⁵ Department of Hematology, Oncology, and Cardiovascular Medicine, Kyushu University Hospital, Fukuoka, Japan; Department of Comprehensive Oncology, Graduate School of Medical Sciences, Kyushu University, Fukuoka, Japan. Electronic address: [email protected].

PMID: 39765187
DOI: 10.1016/j.esmoop.2024.104108

Abstract

Background: Pembrolizumab, an immune checkpoint inhibitor (ICI), shows significant survival benefits in patients with microsatellite instability-high (MSI-H) metastatic colorectal cancer (mCRC), but its efficacy in microsatellite-stable (MSS) mCRC is limited. Although ICIs are effective in tumor mutational burden-high (TMB-H) solid tumors, the impact on MSS-TMB-H mCRC, a rare subset within MSS mCRC, remains unclear.

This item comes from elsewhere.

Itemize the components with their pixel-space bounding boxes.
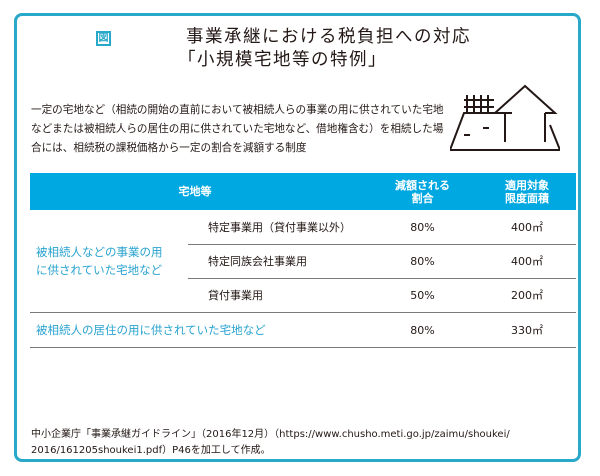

Materials and methods: We conducted a retrospective analysis using clinical and genomic data from the Center for Cancer Genomics and Advanced Therapeutics (C-CAT) repository in Japan. Patients with MSS-TMB-H mCRC who underwent tissue-based comprehensive genomic profiling and were treated with pembrolizumab or other later-line therapies were included. Pembrolizumab's efficacy was compared with that of trifluridine/tipiracil (FTD/TPI) and regorafenib. Genomic profiles of MSS-TMB-H, MSI-H-TMB-H, and MSS-TMB-low (TMB-L) CRCs were analyzed across 71 cancer-related genes.

Results: Among 127 TMB-H mCRC cases treated with pembrolizumab in the C-CAT repository, 77 were MSS and 50 were MSI-H. Pembrolizumab showed significantly shorter time to treatment failure (TTF) and overall survival (OS) in patients with MSS-TMB-H mCRC compared with those with MSI-H-TMB-H mCRC [median TTF 2.0 versus 10.6 months; hazard ratio (HR) 4.79, 95% confidence interval (CI) 2.65-8.64, median OS 4.5 versus 33.6 months; HR 9.86, 95% CI 3.93-24.77, both P < 0.0001]. Among MSS-TMB-H mCRC patients, 19 received pembrolizumab, 73 received FTD/TPI (±bevacizumab), and 18 received regorafenib as their first later-line therapy. Pembrolizumab showed significantly shorter TTF and OS compared with FTD/TPI (median TTF 1.6 versus 4.1 months; HR 2.66, 95% CI 1.41-5.02, P = 0.0017, median OS 5.4 versus 13.8 months; HR 2.42, 95% CI, 1.09-5.38, P = 0.025). Genomic analysis of 6737 CRCs revealed that MSS-TMB-H CRCs harbored fewer pathogenic alterations than MSI-H-TMB-H CRCs but had a profile similar to MSS-TMB-L CRCs.

Conclusions: Pembrolizumab may be less effective than FTD/TPI in later-line treatment of MSS-TMB-H mCRC, potentially due to genomic similarities between MSS-TMB-H and MSS-TMB-L CRC, suggesting the need for alternative therapeutic strategies in this subgroup.

Keywords: colorectal cancer; comprehensive genomic profiling; microsatellite instability; pembrolizumab; tumor mutational burden.